Filed Sept. 21, 1888.Without any question, she paid more than that sum for the real estate by the surrender of her note for $300 and the accumulated interest, amounting in all to about $408.
It will thus be seen, also, that no possible benefit could.' accrue to the creditors should the conveyance to Mrs. Hubbard be set aside. When such is the case a court of equity will not interfere. Smith v. Selz, 114 Ind. 229.

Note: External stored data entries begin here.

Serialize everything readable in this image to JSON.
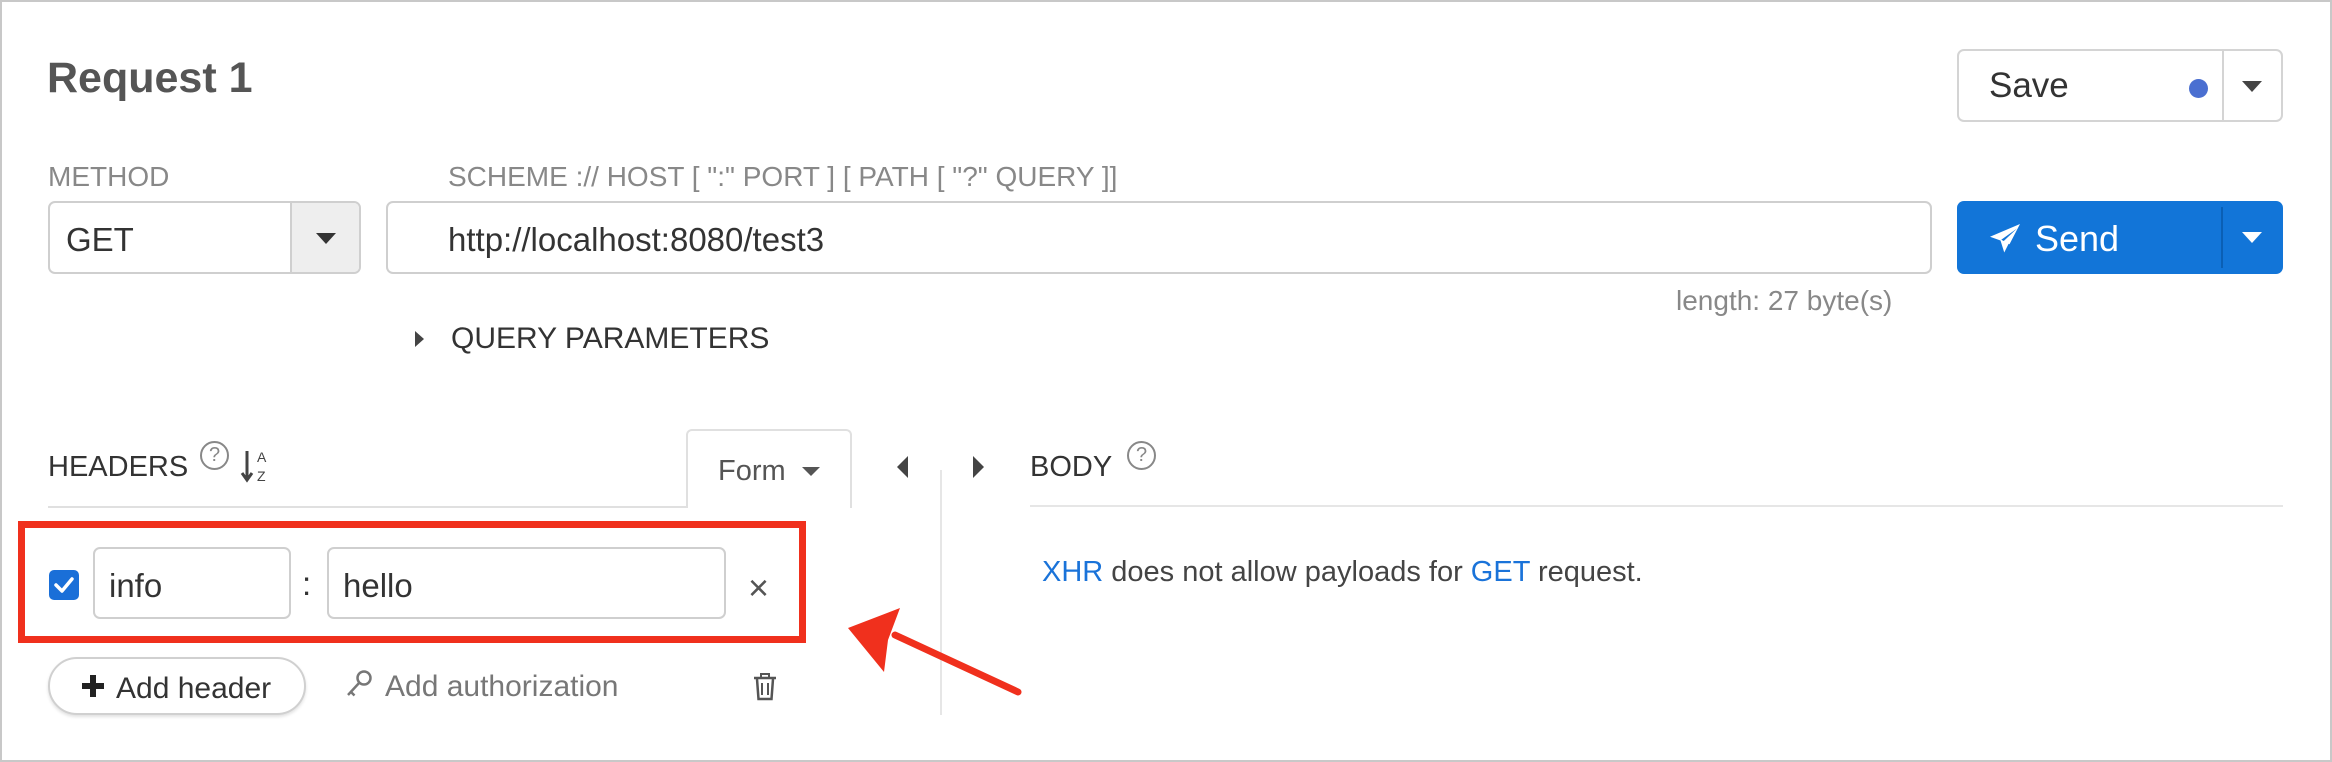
{
  "title": "Request 1",
  "save": {
    "label": "Save",
    "dot_color": "#4a6fd1"
  },
  "method": {
    "label": "METHOD",
    "value": "GET"
  },
  "url": {
    "label": "SCHEME :// HOST [ \":\" PORT ] [ PATH [ \"?\" QUERY ]]",
    "value": "http://localhost:8080/test3",
    "length_text": "length: 27 byte(s)"
  },
  "send": {
    "label": "Send",
    "color": "#1275d8"
  },
  "query_parameters": {
    "label": "QUERY PARAMETERS"
  },
  "headers": {
    "label": "HEADERS",
    "help_icon": "?",
    "view_mode": "Form",
    "rows": [
      {
        "enabled": true,
        "name": "info",
        "separator": ":",
        "value": "hello",
        "remove_icon": "×"
      }
    ],
    "add_header_label": "Add header",
    "add_authorization_label": "Add authorization"
  },
  "body": {
    "label": "BODY",
    "help_icon": "?",
    "message": {
      "link1": "XHR",
      "part1": " does not allow payloads for ",
      "link2": "GET",
      "part2": " request."
    }
  },
  "annotation": {
    "highlight_color": "#f0301d"
  }
}
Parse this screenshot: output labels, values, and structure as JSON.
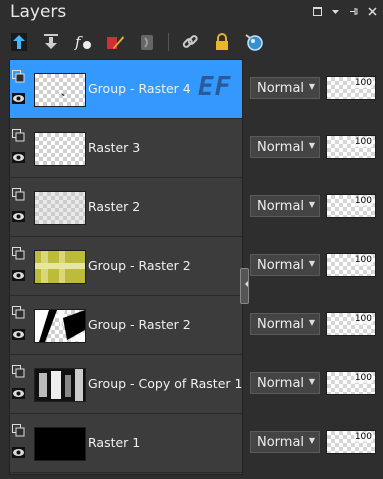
{
  "panel": {
    "title": "Layers"
  },
  "window_controls": [
    {
      "name": "maximize-icon",
      "glyph": "▫"
    },
    {
      "name": "menu-arrow-icon",
      "glyph": "▾"
    },
    {
      "name": "pin-icon",
      "glyph": "⊣"
    },
    {
      "name": "close-icon",
      "glyph": "✕"
    }
  ],
  "toolbar": [
    {
      "name": "move-layer-up-icon",
      "glyph": ""
    },
    {
      "name": "move-layer-down-icon",
      "glyph": ""
    },
    {
      "name": "layer-styles-icon",
      "glyph": ""
    },
    {
      "name": "edit-layer-icon",
      "glyph": ""
    },
    {
      "name": "mask-icon",
      "glyph": ""
    },
    {
      "name": "link-icon",
      "glyph": ""
    },
    {
      "name": "lock-icon",
      "glyph": ""
    },
    {
      "name": "new-layer-icon",
      "glyph": ""
    }
  ],
  "layers": [
    {
      "name": "Group - Raster 4",
      "blend": "Normal",
      "opacity": "100",
      "selected": true,
      "thumb": "group4"
    },
    {
      "name": "Raster 3",
      "blend": "Normal",
      "opacity": "100",
      "selected": false,
      "thumb": "empty"
    },
    {
      "name": "Raster 2",
      "blend": "Normal",
      "opacity": "100",
      "selected": false,
      "thumb": "faint"
    },
    {
      "name": "Group - Raster 2",
      "blend": "Normal",
      "opacity": "100",
      "selected": false,
      "thumb": "yellow"
    },
    {
      "name": "Group - Raster 2",
      "blend": "Normal",
      "opacity": "100",
      "selected": false,
      "thumb": "bw"
    },
    {
      "name": "Group - Copy of Raster 1",
      "blend": "Normal",
      "opacity": "100",
      "selected": false,
      "thumb": "photo"
    },
    {
      "name": "Raster 1",
      "blend": "Normal",
      "opacity": "100",
      "selected": false,
      "thumb": "black"
    }
  ],
  "colors": {
    "selected": "#3399ff",
    "panel": "#2e2e2e"
  },
  "badge": {
    "text": "EF"
  }
}
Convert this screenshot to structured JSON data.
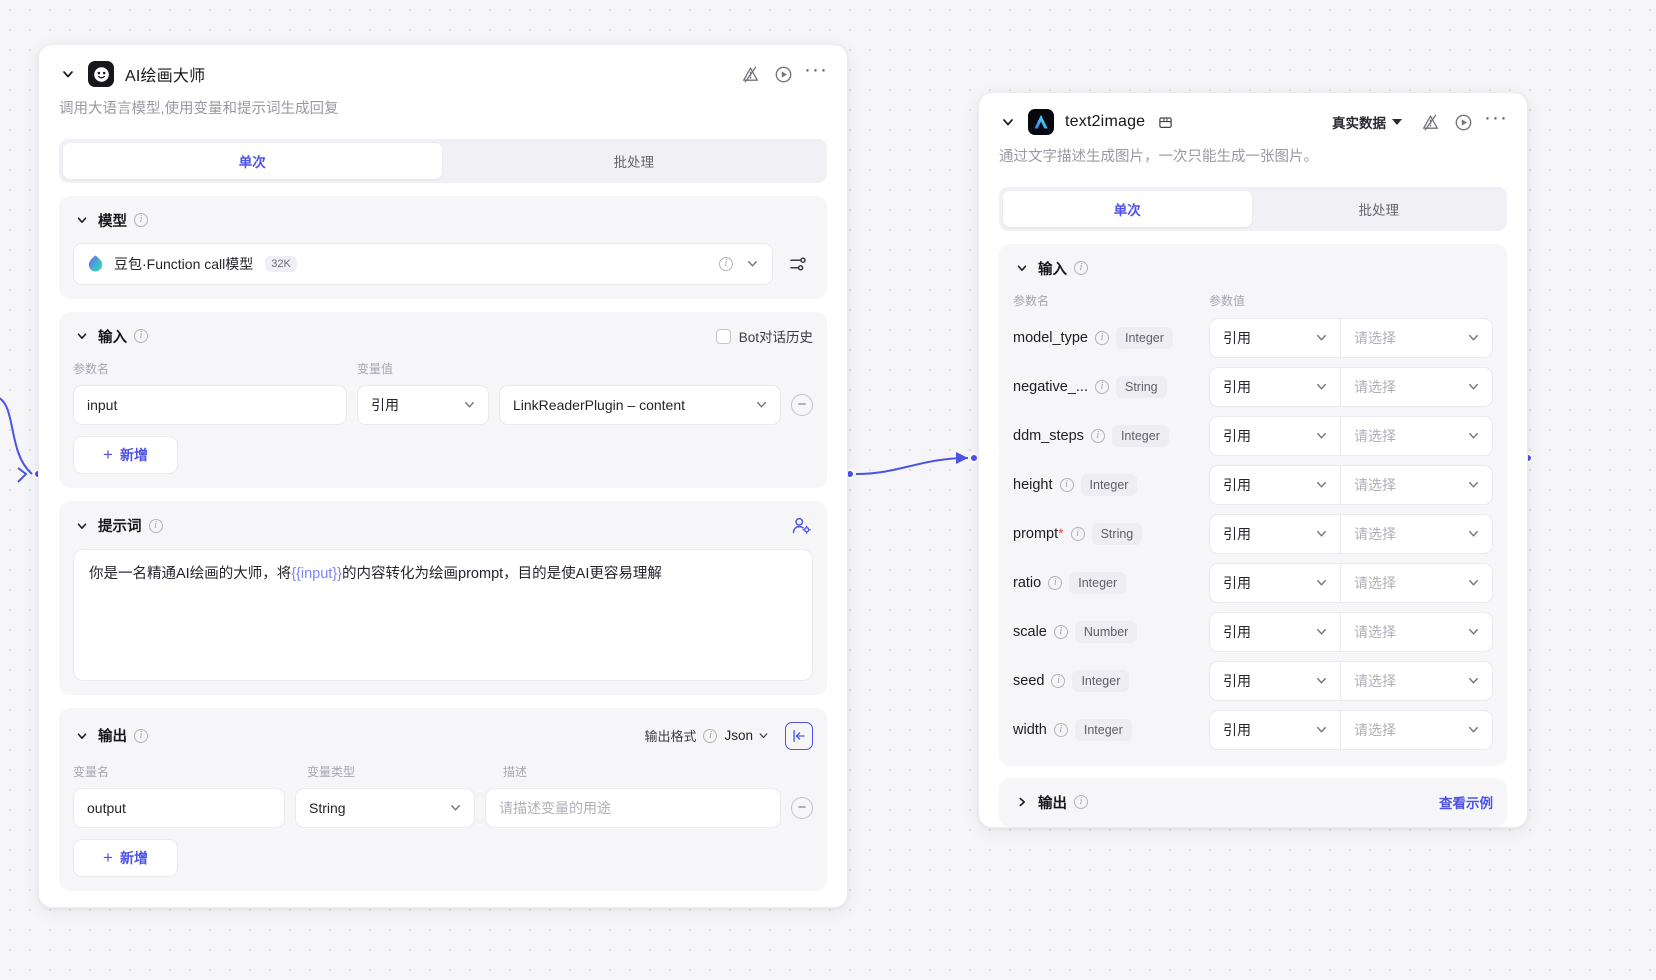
{
  "llm_node": {
    "title": "AI绘画大师",
    "description": "调用大语言模型,使用变量和提示词生成回复",
    "icons": {
      "warning": "warning-off-icon",
      "run": "run-icon",
      "more": "more-icon"
    },
    "tabs": [
      {
        "label": "单次",
        "active": true
      },
      {
        "label": "批处理",
        "active": false
      }
    ],
    "model_section": {
      "title": "模型",
      "model_name": "豆包·Function call模型",
      "context_badge": "32K"
    },
    "input_section": {
      "title": "输入",
      "bot_history_label": "Bot对话历史",
      "col_param_name": "参数名",
      "col_var_value": "变量值",
      "rows": [
        {
          "name": "input",
          "mode": "引用",
          "value": "LinkReaderPlugin – content"
        }
      ],
      "add_label": "新增"
    },
    "prompt_section": {
      "title": "提示词",
      "text_before": "你是一名精通AI绘画的大师，将",
      "token": "{{input}}",
      "text_after": "的内容转化为绘画prompt，目的是使AI更容易理解"
    },
    "output_section": {
      "title": "输出",
      "format_label": "输出格式",
      "format_value": "Json",
      "col_var_name": "变量名",
      "col_var_type": "变量类型",
      "col_desc": "描述",
      "rows": [
        {
          "name": "output",
          "type": "String",
          "desc_placeholder": "请描述变量的用途"
        }
      ],
      "add_label": "新增"
    }
  },
  "t2i_node": {
    "title": "text2image",
    "description": "通过文字描述生成图片，一次只能生成一张图片。",
    "data_mode": "真实数据",
    "tabs": [
      {
        "label": "单次",
        "active": true
      },
      {
        "label": "批处理",
        "active": false
      }
    ],
    "input_section": {
      "title": "输入",
      "col_param_name": "参数名",
      "col_param_value": "参数值",
      "default_mode": "引用",
      "value_placeholder": "请选择",
      "params": [
        {
          "name": "model_type",
          "required": false,
          "type": "Integer"
        },
        {
          "name": "negative_...",
          "required": false,
          "type": "String"
        },
        {
          "name": "ddm_steps",
          "required": false,
          "type": "Integer"
        },
        {
          "name": "height",
          "required": false,
          "type": "Integer"
        },
        {
          "name": "prompt",
          "required": true,
          "type": "String"
        },
        {
          "name": "ratio",
          "required": false,
          "type": "Integer"
        },
        {
          "name": "scale",
          "required": false,
          "type": "Number"
        },
        {
          "name": "seed",
          "required": false,
          "type": "Integer"
        },
        {
          "name": "width",
          "required": false,
          "type": "Integer"
        }
      ]
    },
    "output_section": {
      "title": "输出",
      "view_example": "查看示例"
    }
  },
  "colors": {
    "accent": "#4d53e8",
    "token": "#7f85f2",
    "required": "#f03f40",
    "canvas": "#f6f6f9"
  }
}
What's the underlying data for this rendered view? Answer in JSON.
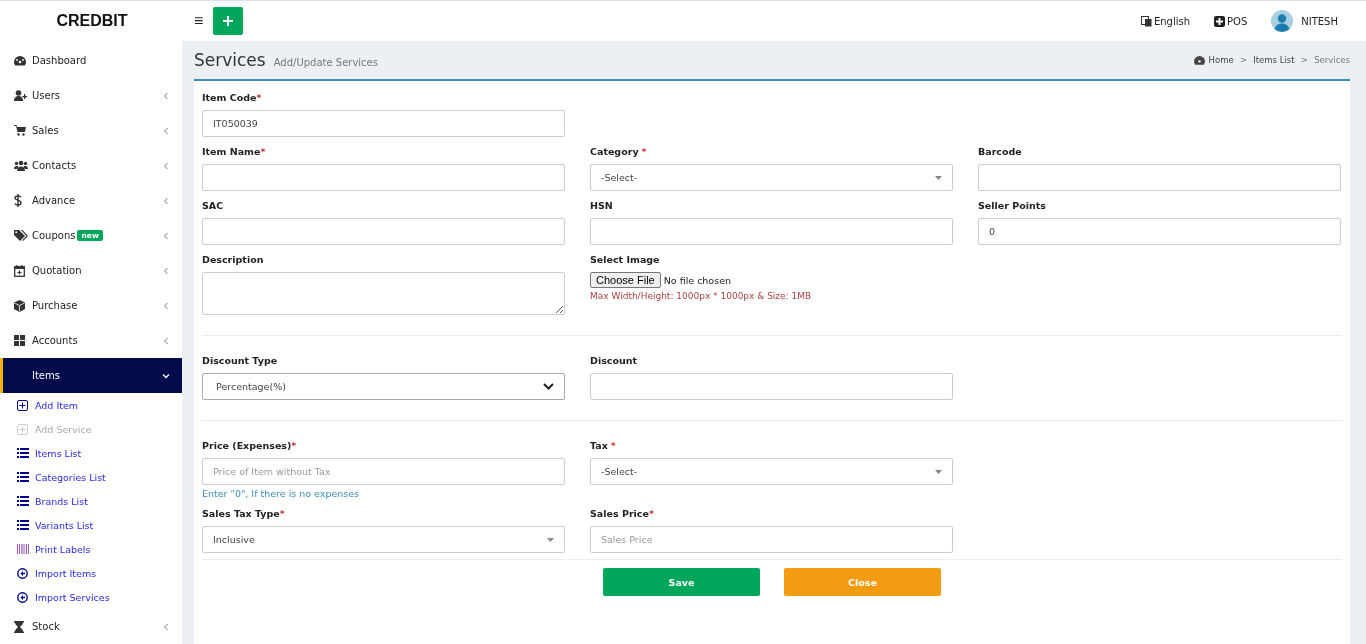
{
  "brand": "CREDBIT",
  "topbar": {
    "menu_icon": "≡",
    "language": "English",
    "pos": "POS",
    "user": "NITESH"
  },
  "sidebar": {
    "items": [
      {
        "label": "Dashboard",
        "selected": false
      },
      {
        "label": "Users",
        "selected": false,
        "expanded": false
      },
      {
        "label": "Sales",
        "selected": false,
        "expanded": false
      },
      {
        "label": "Contacts",
        "selected": false,
        "expanded": false
      },
      {
        "label": "Advance",
        "selected": false,
        "expanded": false
      },
      {
        "label": "Coupons",
        "badge": "new",
        "selected": false,
        "expanded": false
      },
      {
        "label": "Quotation",
        "selected": false,
        "expanded": false
      },
      {
        "label": "Purchase",
        "selected": false,
        "expanded": false
      },
      {
        "label": "Accounts",
        "selected": false,
        "expanded": false
      },
      {
        "label": "Items",
        "selected": true,
        "expanded": true,
        "children": [
          {
            "label": "Add Item",
            "selected": false
          },
          {
            "label": "Add Service",
            "selected": true
          },
          {
            "label": "Items List",
            "selected": false
          },
          {
            "label": "Categories List",
            "selected": false
          },
          {
            "label": "Brands List",
            "selected": false
          },
          {
            "label": "Variants List",
            "selected": false
          },
          {
            "label": "Print Labels",
            "selected": false
          },
          {
            "label": "Import Items",
            "selected": false
          },
          {
            "label": "Import Services",
            "selected": false
          }
        ]
      },
      {
        "label": "Stock",
        "selected": false,
        "expanded": false
      }
    ]
  },
  "page": {
    "title": "Services",
    "subtitle": "Add/Update Services",
    "breadcrumb": [
      "Home",
      "Items List",
      "Services"
    ],
    "separator": ">"
  },
  "sections": [
    {
      "rows": [
        [
          {
            "kind": "text",
            "label": "Item Code",
            "required": "*",
            "value": "IT050039"
          }
        ],
        [
          {
            "kind": "text",
            "label": "Item Name",
            "required": "*"
          },
          {
            "kind": "select",
            "label": "Category",
            "required": "*",
            "value": "-Select-"
          },
          {
            "kind": "text",
            "label": "Barcode"
          }
        ],
        [
          {
            "kind": "text",
            "label": "SAC"
          },
          {
            "kind": "text",
            "label": "HSN"
          },
          {
            "kind": "text",
            "label": "Seller Points",
            "value": "0"
          }
        ],
        [
          {
            "kind": "textarea",
            "label": "Description"
          },
          {
            "kind": "file",
            "label": "Select Image",
            "button": "Choose File",
            "status": "No file chosen",
            "hint": "Max Width/Height: 1000px * 1000px & Size: 1MB"
          }
        ]
      ]
    },
    {
      "rows": [
        [
          {
            "kind": "native-select",
            "label": "Discount Type",
            "value": "Percentage(%)"
          },
          {
            "kind": "text",
            "label": "Discount"
          }
        ]
      ]
    },
    {
      "rows": [
        [
          {
            "kind": "text",
            "label": "Price (Expenses)",
            "required": "*",
            "placeholder": "Price of Item without Tax",
            "help": "Enter \"0\", If there is no expenses"
          },
          {
            "kind": "select",
            "label": "Tax",
            "required": "*",
            "value": "-Select-"
          }
        ],
        [
          {
            "kind": "select",
            "label": "Sales Tax Type",
            "required": "*",
            "value": "Inclusive"
          },
          {
            "kind": "text",
            "label": "Sales Price",
            "required": "*",
            "placeholder": "Sales Price"
          }
        ]
      ]
    }
  ],
  "buttons": [
    {
      "label": "Save",
      "kind": "primary"
    },
    {
      "label": "Close",
      "kind": "warning"
    }
  ]
}
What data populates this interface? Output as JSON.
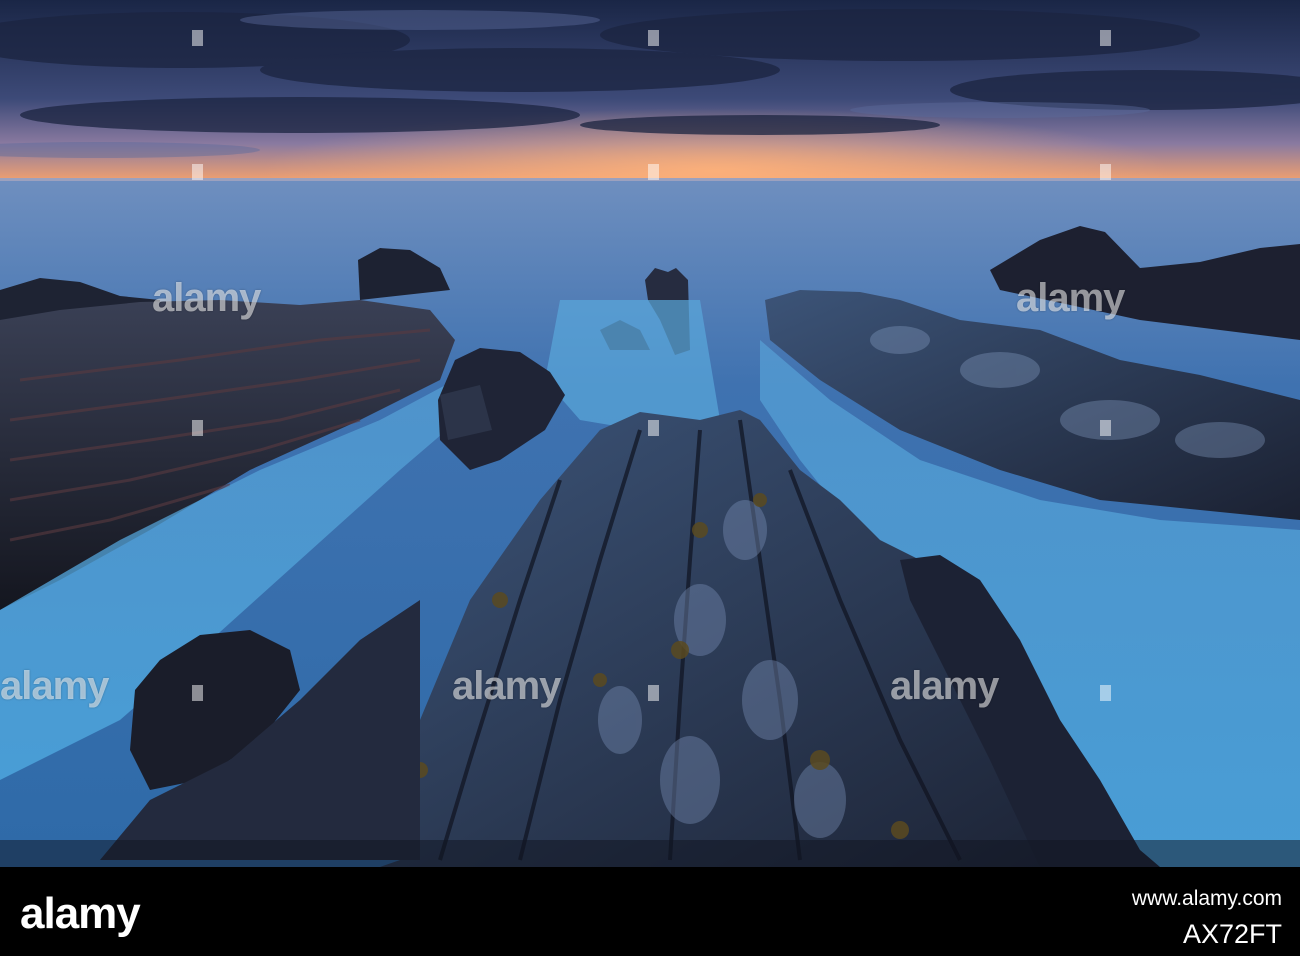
{
  "watermark": {
    "text": "alamy"
  },
  "footer": {
    "logo": "alamy",
    "url": "www.alamy.com",
    "image_id": "AX72FT"
  },
  "colors": {
    "sky_top": "#1c2a4d",
    "sunset_glow": "#f29a66",
    "sea_mist": "#4fa6d8",
    "rock_dark": "#1a1e2c",
    "footer_bg": "#000000"
  }
}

It is suggested, rather than argued, that the court below erred in admitting certain testimony by Charles Butler. As already stated, he was a brother-in-law of the appellees, and the attorney for Hubbard. In response to a question by counsel for appellee he was allowed to state that prior to the execution of the deed to Mrs. Hubbard he suggested to her that, as her husband was indebted to her, she had better have a deed from him for the property here in dispute. Without examining the question further, it is entirely sufficient to say that the same conversation between Butler and Mrs. Hubbard was drawn out by appellants upon the cross-examination of Mrs. Hubbard. They are, therefore, íd no condition to object to appellees bringing forward the same evidence in the examination of Butler. Nor could they have been injured by a reproduction of the facts which they had thus voluntarily elicited in the cross-examination of Mrs. Hubbard.
Having found no error in the rulings of the court below, the judgment is affirmed, with costs.